AnalyticDB for PostgreSQL vector databases support hybrid search, which combines structured field filtering, semi-structured field filtering, and two-way retrieval based on vector search and full-text search. This topic applies to V6.0 and V7.0. For V7.0-specific guidance, see Two-way retrieval based on vector search and full-text search in V7.0.
When to use hybrid search
Choose the retrieval method based on your query characteristics:
| Method | Best for | Example scenario |
|---|---|---|
| Vector search only | Semantic similarity — intent matters more than exact keywords | Finding conceptually related documents |
| Full-text search only | Exact keyword matching — specific terms must appear | Searching for a specific error message or product code |
| Vector search + structured filtering | Semantic similarity within a filtered dataset | Finding similar products within a price range |
| Two-way retrieval (vector + full-text) | Queries where both meaning and exact keywords matter, or when embedding quality is inconsistent | RAG pipelines, e-commerce search, mixed-query workloads |
Use two-way retrieval when vector search alone does not achieve the recall rate you need — for example, when embedding models produce poor representations for certain query types, or when your corpus contains keyword-critical terms that must appear verbatim.
How hybrid search works
Approximate nearest neighbor search (ANNS) vector indexes handle only unstructured data. In production environments, you often need to search structured and unstructured data together — for example, finding whether a person appears in a specific location within a time window, where the time range and location are structured data and face images are unstructured.

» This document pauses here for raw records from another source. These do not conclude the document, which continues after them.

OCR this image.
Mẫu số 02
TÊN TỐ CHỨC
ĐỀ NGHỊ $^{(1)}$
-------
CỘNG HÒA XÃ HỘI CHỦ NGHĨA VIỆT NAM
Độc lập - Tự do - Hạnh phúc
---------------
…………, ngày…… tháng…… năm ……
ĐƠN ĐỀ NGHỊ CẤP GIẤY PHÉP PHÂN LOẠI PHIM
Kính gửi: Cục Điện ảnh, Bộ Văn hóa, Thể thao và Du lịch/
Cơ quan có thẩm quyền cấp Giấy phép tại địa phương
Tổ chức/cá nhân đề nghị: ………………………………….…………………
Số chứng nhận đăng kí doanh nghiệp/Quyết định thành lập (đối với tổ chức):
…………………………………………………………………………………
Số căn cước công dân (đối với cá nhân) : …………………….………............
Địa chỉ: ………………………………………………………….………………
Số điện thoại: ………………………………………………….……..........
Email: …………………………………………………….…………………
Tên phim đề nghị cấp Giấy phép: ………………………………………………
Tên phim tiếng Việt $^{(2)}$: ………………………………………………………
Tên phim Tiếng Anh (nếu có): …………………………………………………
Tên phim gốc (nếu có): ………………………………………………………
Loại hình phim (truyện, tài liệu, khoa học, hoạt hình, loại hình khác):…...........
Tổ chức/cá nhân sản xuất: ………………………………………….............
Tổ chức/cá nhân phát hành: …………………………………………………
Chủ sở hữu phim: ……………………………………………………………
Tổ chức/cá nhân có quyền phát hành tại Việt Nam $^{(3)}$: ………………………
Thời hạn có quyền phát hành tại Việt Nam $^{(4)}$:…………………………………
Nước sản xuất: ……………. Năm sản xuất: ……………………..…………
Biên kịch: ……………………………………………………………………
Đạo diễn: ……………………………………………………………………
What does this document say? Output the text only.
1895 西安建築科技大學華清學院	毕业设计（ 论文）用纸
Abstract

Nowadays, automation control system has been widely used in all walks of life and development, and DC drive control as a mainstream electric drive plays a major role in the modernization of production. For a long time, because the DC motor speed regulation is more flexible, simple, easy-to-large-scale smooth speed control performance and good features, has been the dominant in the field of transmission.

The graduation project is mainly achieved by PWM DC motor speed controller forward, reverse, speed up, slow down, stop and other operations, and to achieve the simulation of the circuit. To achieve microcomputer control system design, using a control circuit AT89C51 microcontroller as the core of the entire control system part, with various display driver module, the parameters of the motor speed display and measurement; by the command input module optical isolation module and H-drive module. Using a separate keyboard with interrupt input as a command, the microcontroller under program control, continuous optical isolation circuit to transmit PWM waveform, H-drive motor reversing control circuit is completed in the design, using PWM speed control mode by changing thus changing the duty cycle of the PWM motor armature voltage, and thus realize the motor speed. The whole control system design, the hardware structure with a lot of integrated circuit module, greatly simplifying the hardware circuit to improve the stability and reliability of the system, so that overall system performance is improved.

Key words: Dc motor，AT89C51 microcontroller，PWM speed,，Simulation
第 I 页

Most hybrid search implementations store structured data in a database and unstructured data in a vector search system, then intersect results from both. To prevent vector search from returning too few rows after structured filtering, they over-fetch by an amplification factor before applying filters — but high-selectivity filters can still eliminate enough results to fall short of the required top-K count.
AnalyticDB for PostgreSQL takes a different approach: it integrates the FastANN vector search engine directly as an index extension and uses the ranked-biased overlap (RBO) cost estimation rules of the optimizer to generate execution plans that search structured and unstructured data together.
Execution plan categories
Based on whether indexed structured condition columns exist and how selective those conditions are, AnalyticDB for PostgreSQL selects one of three execution plans.
The following example uses a product table to demonstrate all three plans.
Create the table and indexes:
CREATE TABLE products (
id serial primary key,
name varchar(256),
price real,
inTime timestamp,
url varchar(256),
feature real[]
);
-- Set the storage mode of the vector column to PLAIN.
ALTER TABLE products ALTER COLUMN feature SET STORAGE PLAIN;
-- Create a B-tree index for structured columns.
CREATE INDEX ON products(price, intime);
-- Create a vector index for the vector column.
CREATE INDEX ON products USING ann(feature) WITH (dim=512);
-- Collect statistics to generate an optimal execution plan for hybrid search.
ANALYZE products;Query: find the top 100 items most similar to a given image, priced between USD 100 and USD 200, added in March 2019:
SELECT id, price FROM products WHERE
price > 100 AND price <=200
AND inTime > '2019-03-01 00:00:00' AND inTime <= '2019-03-31 00:00:00'
ORDER BY
feature <-> array[10,2.0,..., 512.0]
LIMIT 100;Category 1: brute-force query
The optimizer fetches all rows matching the structured conditions, sorts them by vector distance, and returns the closest 100. This guarantees 100% recall but is slow when the structured conditions match a large number of rows.
QUERY PLAN
-----------------------------------------------------------------------------------
LIMIT
-> Gather Motion 3:1 (slice1; segments: 3)
Merge Key: (l2_squared_distance($0, feature))
-> LIMIT
-> Sort
Sort Key: (l2_squared_distance($0, feature))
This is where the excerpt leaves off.